When combining last month’s rate cut with this new rate reduction, mortgage holders can expect to see a considerable amount of savings, especially if lenders pass on both cuts in their entirety.

Graham Cooke, insights manager at Finder explains, “On an average mortgage, if your bank passes on both rate cuts in full – that is a 50-basis-point reduction – you could be saving almost $42,000 over 30 years.”

However, Cameron Kusher, research analyst at property data provider CoreLogic, has warned those trying to acquire new loans might find the process increasingly more difficult.

“Despite these positives, the introduction of the Banking Code of Conduct and the expansion of Comprehensive Credit Reporting from the beginning of July will ensure that although taking out a mortgage may become a little easier, the scrutiny on loan applications will remain significantly greater than it has been in the past,” he said.

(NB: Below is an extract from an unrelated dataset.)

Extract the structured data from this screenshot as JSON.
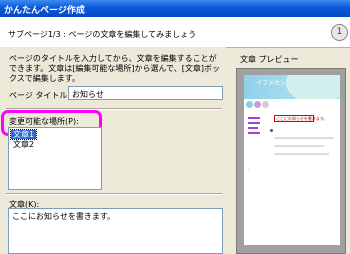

Mr Kusher added that a recovery in the property market is expected to be a drawn-out process, even with lowered interest rates.

“No doubt attention will now turn to mortgage rates and how much of the cash rate cut will be passed through to mortgages,” he said.

What does this mean for your savings account?

“Property investors who also depend on interest from their savings accounts are seeing unfavourable conditions with retirees, in particular, feeling the effects, Mr Cooke noted.

According to Finder data, Australians have $526 billion in savings accounts Australia-wide. The 50-basis-point reduction from the last two months would represent a loss of $2.6 billion in interest over a year, with a drop of 75 basis points representing $3.9 billion less.

“So far, many of the top high-interest savings accounts have reduced their rates and some have even dropped by more than the 25-basis-point cut from June, such as Suncorp Growth Saver and CommBank NetSaver,” Mr Cooke said.

“It’s a timely reminder to stay on top of your savings account and see if you could be getting a better deal – especially as high rates will be harder to find. You can compare current savings account rates here.

“But remember, don’t make a decision based on rate alone – always factor in the home loan’s features and whether these fit with your goals and lifestyle so you’re not stung down the track.”